= Edwin Maurice Solomons =

Edwin Maurice Solomons (1879 – 22 April 1964) was a prominent figure in Irish Jewry and international business. He was the first member of the Dublin stock exchange.

== Personal life ==
He was born in Dublin, Ireland to a prominent Jewish family, one of the oldest Jewish families in Ireland. The family moved to Ireland from England in 1824. Bethel Solomons was the son of Maurice Solomons (1832–1922), an optician whose practice is mentioned in James Joyce's novel Ulysses, His mother, Rosa Jacobs Solomons (1833–1926), was born in Hull in England.

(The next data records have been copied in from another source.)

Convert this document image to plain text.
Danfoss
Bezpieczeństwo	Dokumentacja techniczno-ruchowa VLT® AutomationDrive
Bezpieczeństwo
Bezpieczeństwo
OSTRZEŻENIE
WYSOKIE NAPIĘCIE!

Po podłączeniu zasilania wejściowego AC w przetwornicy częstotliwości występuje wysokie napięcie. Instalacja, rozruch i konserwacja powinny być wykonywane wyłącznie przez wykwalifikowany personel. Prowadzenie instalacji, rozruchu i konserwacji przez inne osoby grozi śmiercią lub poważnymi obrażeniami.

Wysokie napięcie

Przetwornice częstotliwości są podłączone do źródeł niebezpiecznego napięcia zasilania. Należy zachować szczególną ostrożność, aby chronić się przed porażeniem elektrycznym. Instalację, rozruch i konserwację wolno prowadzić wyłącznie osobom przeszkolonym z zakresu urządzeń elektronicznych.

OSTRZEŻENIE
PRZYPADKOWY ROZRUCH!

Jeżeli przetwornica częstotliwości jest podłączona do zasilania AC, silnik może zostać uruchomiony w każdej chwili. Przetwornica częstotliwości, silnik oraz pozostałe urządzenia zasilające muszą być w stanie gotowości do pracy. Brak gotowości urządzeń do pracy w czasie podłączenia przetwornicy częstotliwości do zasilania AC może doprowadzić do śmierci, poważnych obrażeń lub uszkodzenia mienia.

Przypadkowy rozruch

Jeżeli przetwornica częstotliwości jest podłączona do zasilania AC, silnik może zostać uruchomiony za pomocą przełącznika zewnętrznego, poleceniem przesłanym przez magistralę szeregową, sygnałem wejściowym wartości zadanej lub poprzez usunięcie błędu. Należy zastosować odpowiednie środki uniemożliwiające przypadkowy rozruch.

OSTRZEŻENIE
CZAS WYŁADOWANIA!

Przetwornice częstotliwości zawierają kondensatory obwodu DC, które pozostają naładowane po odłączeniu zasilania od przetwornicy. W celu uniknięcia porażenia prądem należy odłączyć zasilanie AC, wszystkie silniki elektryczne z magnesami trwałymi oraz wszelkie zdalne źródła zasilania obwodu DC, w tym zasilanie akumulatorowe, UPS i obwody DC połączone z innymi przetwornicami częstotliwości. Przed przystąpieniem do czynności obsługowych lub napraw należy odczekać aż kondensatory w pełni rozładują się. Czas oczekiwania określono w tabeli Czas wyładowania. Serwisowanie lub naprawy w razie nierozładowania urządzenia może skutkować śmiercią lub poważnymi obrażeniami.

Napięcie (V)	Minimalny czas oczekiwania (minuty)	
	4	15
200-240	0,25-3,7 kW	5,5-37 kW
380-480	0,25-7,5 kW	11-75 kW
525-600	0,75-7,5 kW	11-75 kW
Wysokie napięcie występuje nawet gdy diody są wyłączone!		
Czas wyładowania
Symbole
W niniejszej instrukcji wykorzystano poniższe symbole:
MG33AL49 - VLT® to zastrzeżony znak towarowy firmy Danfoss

Edwin's brother, Bethel Albert Herbert Solomons (27 February 1885 – 11 September 1965), was an Irish medical doctor and an international rugby player for Ireland and supporter of the 1916 Rising. His sister Estella Solomons (1882–1968) was a leading artist, and a member of Cumann na mBan during the 1916 Rising; she married poet and publisher Seumas O'Sullivan. His younger sister Sophie was a trained opera singer.

Solomons was a former president of the Dublin United Hebrew Congregations and of the Jewish Representative Council of Eire.

== Career ==
He traveled extensively in Latin America, mostly in oil-rich countries such as Mexico and Venezuela, promoting oil and commodities trade, along with Jewish cultural exchange.